In this issue, Florian Pilsczek3 describes the tragically constrained sphere of healing in a government hospital in Phnom Penh, Cambodia, where he worked for a year in 1998. He describes the political and economic upheaval that reduced Cambodia to one of the poorest countries in the world, and the implications of that poverty for the estimated 120 000 Cambodians who are infected with HIV. The conditions he describes, although rooted in a historical trajectory that is uniquely Cambodia's, are not unlike those in many other impoverished countries. The author did what many contributors do when they submit accounts of their experiences in far-flung places: he sent snapshots. But these pictures were so far removed from the usual run of hospitable villagers posing with foreign aid workers beside the newly installed water pump (not that such things are not essential) that they stopped us in our tracks. We pondered the propriety of publishing photographs taken by a physician qua physician, not qua photographer or journalist. We questioned the author about his means of obtaining consent and discovered that it was verbal, informal and undocumented. We considered an earlier time when we were, apparently, so distracted by the remoteness of the setting and the humanitarian theme that we published a patient photograph, with a caption disclosing the diagnosis, without consent.4 On that occasion we restated our commitment to patient-physician confidentiality regardless of context.5 But, faced with Florian Pilsczek's experience, we thought it out again, from the opposite direction. What would it mean not to include the photographs with his article? It struck us as perverse that while we have felt at liberty to publish photographs of prisoners at Tuol Sleng prison,6 photographs taken abusively, with the most evil of motives, by the Khmer Rouge, we hesitated to publish photographs that give a glimpse into a new generation of suffering in Cambodia, taken by a doctor motivated by humanitarian concern. This time, in publishing patient photographs, diagnoses and case details, we are not distracted by the thematics of Third World relief. We are committed to it.
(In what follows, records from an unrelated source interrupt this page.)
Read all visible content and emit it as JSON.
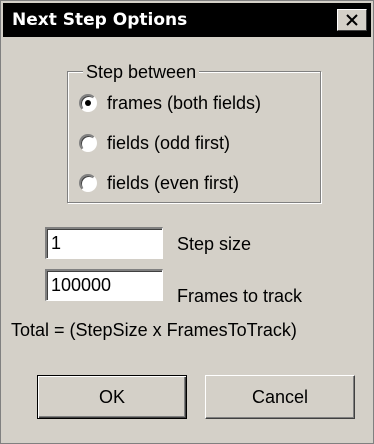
{
  "dialog": {
    "title": "Next Step Options",
    "close_glyph": "×"
  },
  "step_between": {
    "label": "Step between",
    "options": [
      {
        "label": "frames (both fields)",
        "checked": true
      },
      {
        "label": "fields (odd first)",
        "checked": false
      },
      {
        "label": "fields (even first)",
        "checked": false
      }
    ]
  },
  "step_size": {
    "value": "1",
    "label": "Step size"
  },
  "frames_to_track": {
    "value": "100000",
    "label": "Frames to track"
  },
  "total_text": "Total = (StepSize x FramesToTrack)",
  "buttons": {
    "ok": "OK",
    "cancel": "Cancel"
  },
  "colors": {
    "face": "#d4d0c8",
    "titlebar": "#000000",
    "title_text": "#ffffff"
  },
  "icons": {
    "close": "close-icon"
  }
}
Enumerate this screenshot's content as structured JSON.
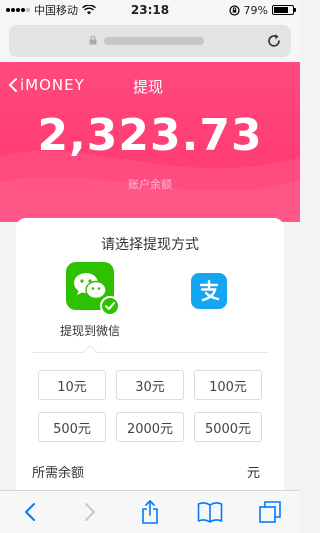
{
  "status_bar": {
    "carrier": "中国移动",
    "time": "23:18",
    "battery": "79%",
    "battery_level": 0.79
  },
  "browser": {
    "url": "",
    "lock_icon": "lock-icon",
    "reload_icon": "reload-icon"
  },
  "header": {
    "back_label": "iMONEY",
    "title": "提现"
  },
  "balance": {
    "amount": "2,323.73",
    "label": "账户余额"
  },
  "withdraw": {
    "title": "请选择提现方式",
    "methods": [
      {
        "name": "wechat",
        "label": "提现到微信",
        "selected": true,
        "icon": "wechat-icon"
      },
      {
        "name": "alipay",
        "label": "",
        "selected": false,
        "icon": "alipay-icon"
      }
    ],
    "amounts": [
      "10元",
      "30元",
      "100元",
      "500元",
      "2000元",
      "5000元"
    ],
    "required_label": "所需余额",
    "required_unit": "元"
  },
  "colors": {
    "accent": "#ff3d74",
    "wechat": "#2dc100",
    "alipay": "#14a6f0",
    "ios_blue": "#007aff"
  }
}
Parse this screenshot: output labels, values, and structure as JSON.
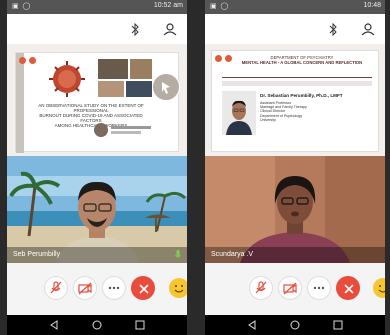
{
  "left_phone": {
    "status_time": "10:52 am",
    "participant_name": "Seb Perumbilly",
    "slide": {
      "title_lines": [
        "AN OBSERVATIONAL STUDY ON THE EXTENT OF PROFESSIONAL",
        "BURNOUT DURING COVID-19 AND ASSOCIATED FACTORS",
        "AMONG HEALTHCARE WORKERS"
      ]
    }
  },
  "right_phone": {
    "status_time": "10:48",
    "participant_name": "Scundarya .V",
    "document": {
      "header_lines": [
        "DEPARTMENT OF PSYCHIATRY",
        "MENTAL HEALTH - A GLOBAL CONCERN AND REFLECTION"
      ],
      "speaker_name": "Dr. Sebastian Perumbilly, Ph.D., LMFT",
      "speaker_info": [
        "Assistant Professor",
        "Marriage and Family Therapy",
        "Clinical Director",
        "Department of Psychology",
        "University"
      ]
    }
  },
  "icons": {
    "bluetooth": "bluetooth-icon",
    "person": "person-icon",
    "mic_off": "mic-off-icon",
    "video_off": "video-off-icon",
    "more": "more-icon",
    "end_call": "end-call-icon",
    "reaction": "emoji-icon",
    "back": "back-icon",
    "home": "home-icon",
    "recent": "recent-apps-icon"
  },
  "colors": {
    "end_call": "#e94b3c",
    "status_bar": "#555555",
    "nav_bar": "#000000"
  }
}
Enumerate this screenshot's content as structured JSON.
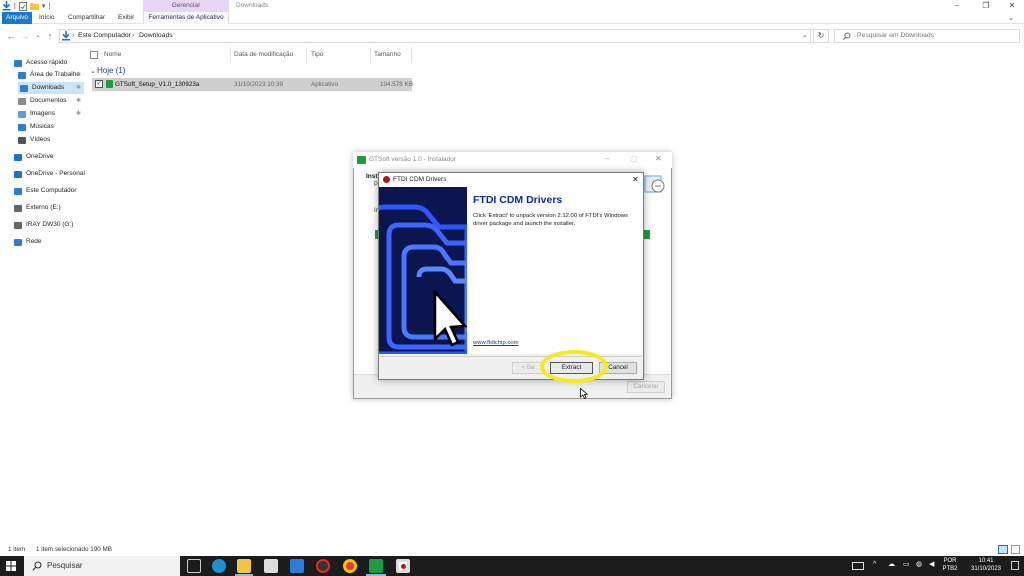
{
  "ribbon": {
    "context_group": "Gerenciar",
    "window_title": "Downloads",
    "tabs": {
      "file": "Arquivo",
      "home": "Início",
      "share": "Compartilhar",
      "view": "Exibir",
      "app_tools": "Ferramentas de Aplicativo"
    }
  },
  "address": {
    "crumbs": [
      "Este Computador",
      "Downloads"
    ],
    "search_placeholder": "Pesquisar em Downloads"
  },
  "nav": [
    {
      "label": "Acesso rápido",
      "icon": "star-icon",
      "color": "#2d7dd2"
    },
    {
      "label": "Área de Trabalho",
      "icon": "desktop-icon",
      "color": "#2d7dd2",
      "pinned": true
    },
    {
      "label": "Downloads",
      "icon": "download-icon",
      "color": "#2d7dd2",
      "pinned": true,
      "selected": true
    },
    {
      "label": "Documentos",
      "icon": "documents-icon",
      "color": "#8a8a8a",
      "pinned": true
    },
    {
      "label": "Imagens",
      "icon": "images-icon",
      "color": "#5ba0d8",
      "pinned": true
    },
    {
      "label": "Músicas",
      "icon": "music-icon",
      "color": "#2d7dd2"
    },
    {
      "label": "Vídeos",
      "icon": "videos-icon",
      "color": "#555555"
    },
    {
      "label": "OneDrive",
      "icon": "cloud-icon",
      "color": "#1e73c9"
    },
    {
      "label": "OneDrive - Personal",
      "icon": "cloud-icon",
      "color": "#1e73c9"
    },
    {
      "label": "Este Computador",
      "icon": "computer-icon",
      "color": "#2d7dd2"
    },
    {
      "label": "Externo (E:)",
      "icon": "drive-icon",
      "color": "#666666"
    },
    {
      "label": "IRAY DW30 (G:)",
      "icon": "drive-icon",
      "color": "#666666"
    },
    {
      "label": "Rede",
      "icon": "network-icon",
      "color": "#2d7dd2"
    }
  ],
  "columns": {
    "name": "Nome",
    "date": "Data de modificação",
    "type": "Tipo",
    "size": "Tamanho"
  },
  "group": "Hoje (1)",
  "file": {
    "name": "GTSoft_Setup_V1.0_130923a",
    "date": "31/10/2023 10:39",
    "type": "Aplicativo",
    "size": "194.578 KB"
  },
  "installer": {
    "title": "GTSoft versão 1.0 - Instalador",
    "partial_heading": "Inst",
    "partial_sub": "Po",
    "partial_line": "In",
    "cancel": "Cancelar"
  },
  "ftdi": {
    "title": "FTDI CDM Drivers",
    "heading": "FTDI CDM Drivers",
    "description": "Click 'Extract' to unpack version 2.12.00 of FTDI's Windows driver package and launch the installer.",
    "link": "www.ftdichip.com",
    "back": "< Ba",
    "extract": "Extract",
    "cancel": "Cancel",
    "accent": "#0d2a9c"
  },
  "status": {
    "count": "1 item",
    "selected": "1 item selecionado 190 MB"
  },
  "taskbar": {
    "search": "Pesquisar",
    "lang": "POR",
    "layout": "PTB2",
    "time": "10:41",
    "date": "31/10/2023"
  }
}
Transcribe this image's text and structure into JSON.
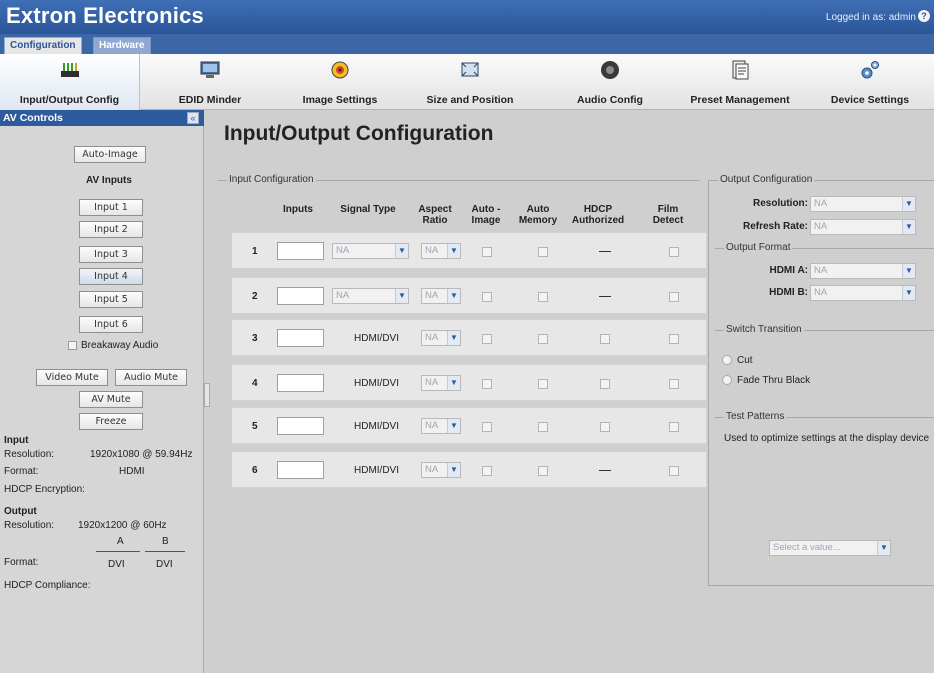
{
  "header": {
    "brand": "Extron Electronics",
    "login": "Logged in as: admin",
    "help": "?"
  },
  "tabs": [
    {
      "label": "Configuration"
    },
    {
      "label": "Hardware"
    }
  ],
  "toolbar": [
    {
      "label": "Input/Output Config",
      "icon": "input-output-icon"
    },
    {
      "label": "EDID Minder",
      "icon": "monitor-icon"
    },
    {
      "label": "Image Settings",
      "icon": "image-settings-icon"
    },
    {
      "label": "Size and Position",
      "icon": "size-position-icon"
    },
    {
      "label": "Audio Config",
      "icon": "speaker-icon"
    },
    {
      "label": "Preset Management",
      "icon": "preset-icon"
    },
    {
      "label": "Device Settings",
      "icon": "gears-icon"
    }
  ],
  "sidebar": {
    "title": "AV Controls",
    "collapse": "«",
    "auto_image": "Auto-Image",
    "av_inputs": "AV Inputs",
    "inputs": [
      "Input 1",
      "Input 2",
      "Input 3",
      "Input 4",
      "Input 5",
      "Input 6"
    ],
    "breakaway": "Breakaway Audio",
    "video_mute": "Video Mute",
    "audio_mute": "Audio Mute",
    "av_mute": "AV Mute",
    "freeze": "Freeze",
    "input_heading": "Input",
    "input_res_label": "Resolution:",
    "input_res_value": "1920x1080 @ 59.94Hz",
    "input_format_label": "Format:",
    "input_format_value": "HDMI",
    "hdcp_enc_label": "HDCP Encryption:",
    "output_heading": "Output",
    "output_res_label": "Resolution:",
    "output_res_value": "1920x1200 @ 60Hz",
    "col_a": "A",
    "col_b": "B",
    "output_format_label": "Format:",
    "output_format_a": "DVI",
    "output_format_b": "DVI",
    "hdcp_comp_label": "HDCP Compliance:"
  },
  "main": {
    "title": "Input/Output Configuration",
    "input_config": "Input Configuration",
    "headers": {
      "inputs": "Inputs",
      "signal_type": "Signal Type",
      "aspect_ratio": "Aspect Ratio",
      "auto_image": "Auto - Image",
      "auto_memory": "Auto Memory",
      "hdcp_authorized": "HDCP Authorized",
      "film_detect": "Film Detect"
    },
    "rows": [
      {
        "num": "1",
        "signal": "NA",
        "signal_is_dropdown": true,
        "aspect": "NA",
        "hdcp": "dash"
      },
      {
        "num": "2",
        "signal": "NA",
        "signal_is_dropdown": true,
        "aspect": "NA",
        "hdcp": "dash"
      },
      {
        "num": "3",
        "signal": "HDMI/DVI",
        "signal_is_dropdown": false,
        "aspect": "NA",
        "hdcp": "box"
      },
      {
        "num": "4",
        "signal": "HDMI/DVI",
        "signal_is_dropdown": false,
        "aspect": "NA",
        "hdcp": "box"
      },
      {
        "num": "5",
        "signal": "HDMI/DVI",
        "signal_is_dropdown": false,
        "aspect": "NA",
        "hdcp": "box"
      },
      {
        "num": "6",
        "signal": "HDMI/DVI",
        "signal_is_dropdown": false,
        "aspect": "NA",
        "hdcp": "dash"
      }
    ],
    "output_config": "Output Configuration",
    "resolution_label": "Resolution:",
    "resolution_value": "NA",
    "refresh_label": "Refresh Rate:",
    "refresh_value": "NA",
    "output_format": "Output Format",
    "hdmi_a_label": "HDMI A:",
    "hdmi_a_value": "NA",
    "hdmi_b_label": "HDMI B:",
    "hdmi_b_value": "NA",
    "switch_transition": "Switch Transition",
    "cut": "Cut",
    "fade": "Fade Thru Black",
    "test_patterns": "Test Patterns",
    "test_desc": "Used to optimize settings at the display device",
    "select_placeholder": "Select a value..."
  }
}
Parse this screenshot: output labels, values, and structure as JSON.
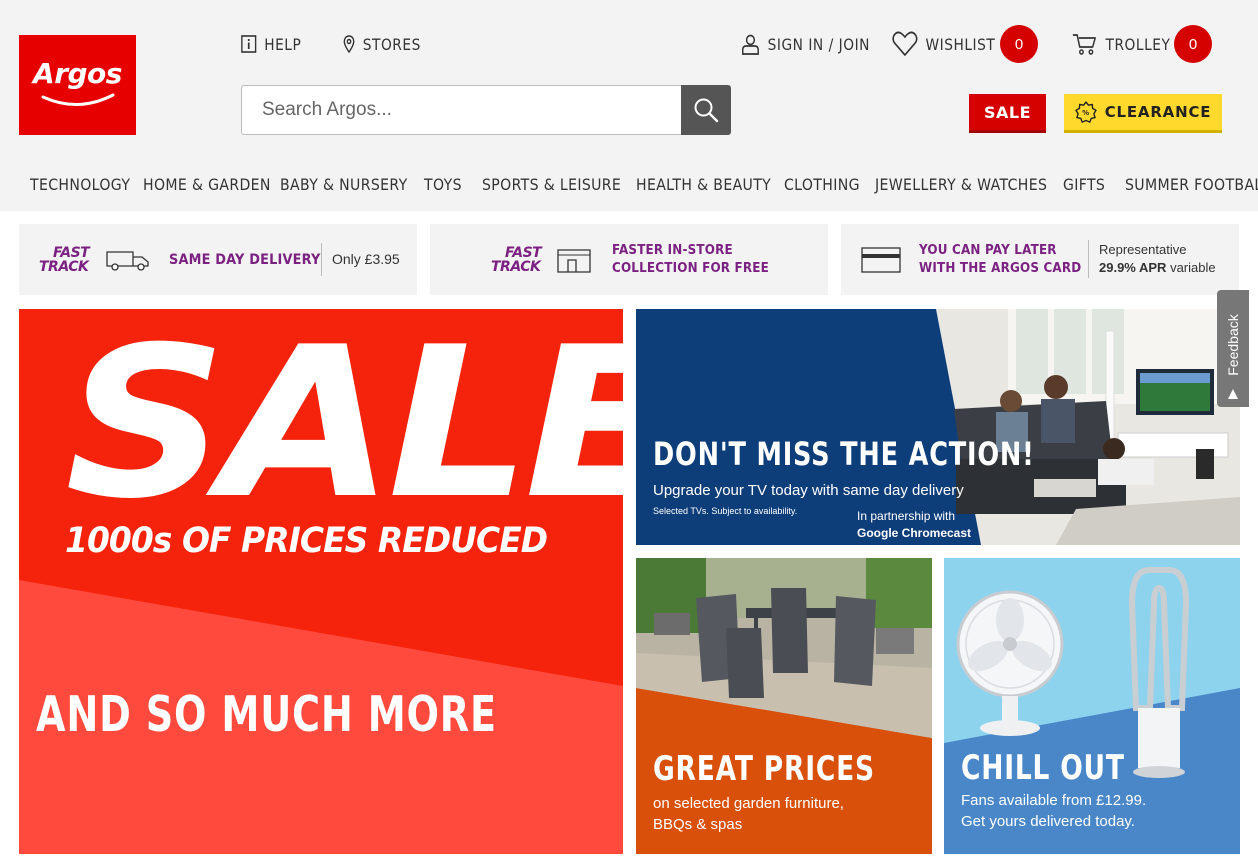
{
  "header": {
    "logo_text": "Argos",
    "help": "HELP",
    "stores": "STORES",
    "sign_in": "SIGN IN / JOIN",
    "wishlist": "WISHLIST",
    "wishlist_count": "0",
    "trolley": "TROLLEY",
    "trolley_count": "0",
    "search_placeholder": "Search Argos...",
    "sale": "SALE",
    "clearance": "CLEARANCE"
  },
  "nav": [
    "TECHNOLOGY",
    "HOME & GARDEN",
    "BABY & NURSERY",
    "TOYS",
    "SPORTS & LEISURE",
    "HEALTH & BEAUTY",
    "CLOTHING",
    "JEWELLERY & WATCHES",
    "GIFTS",
    "SUMMER FOOTBALL"
  ],
  "benefits": {
    "fast_track_line1": "FAST",
    "fast_track_line2": "TRACK",
    "delivery_title": "SAME DAY DELIVERY",
    "delivery_price": "Only £3.95",
    "collection_line1": "FASTER IN-STORE",
    "collection_line2": "COLLECTION FOR FREE",
    "card_line1": "YOU CAN PAY LATER",
    "card_line2": "WITH THE ARGOS CARD",
    "apr_line1": "Representative",
    "apr_rate": "29.9% APR",
    "apr_variable": "variable"
  },
  "hero": {
    "sale_word": "SALE",
    "sale_sub": "1000s OF PRICES REDUCED",
    "sale_more": "AND SO MUCH MORE"
  },
  "tv_promo": {
    "heading": "DON'T MISS THE ACTION!",
    "text": "Upgrade your TV today with same day delivery",
    "small": "Selected TVs. Subject to availability.",
    "partner_line1": "In partnership with",
    "partner_line2": "Google Chromecast"
  },
  "garden_promo": {
    "heading": "GREAT PRICES",
    "line1": "on selected garden furniture,",
    "line2": "BBQs & spas"
  },
  "fan_promo": {
    "heading": "CHILL OUT",
    "line1": "Fans available from £12.99.",
    "line2": "Get yours delivered today."
  },
  "feedback": "Feedback",
  "colors": {
    "brand_red": "#e60000",
    "purple": "#7b2182",
    "clearance_yellow": "#ffd92b",
    "tv_blue": "#0e3e7a",
    "garden_orange": "#d8500a",
    "fan_blue": "#4a87c9"
  }
}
Any form of activism in medicine will lead physicians into grey areas, which returns us to one of the essential characteristics of photography: its potential to be artful and interpretive. Medicine has a similar potential. Physicians, in being told their patient's stories, have no choice but to try to interpret them. Diagnosis is one interpretative mode. Educating onself about political and social forces is another. There is always the risk in any interpretative activity of getting it wrong. But the risks of silence are greater. We should not suppose that our comfortable notions of privacy, confidentiality and consent are definitive. CMAJ has been justly chastised in the past for not applying those standards equally to everyone.7 But those standards have been enabled by social conditions that derive from peace and affluence. We should not assume that our notions of propriety are necessarily weighty enough to supersede the need to draw attention to the plight of people who are losing not only their dignity but also their lives.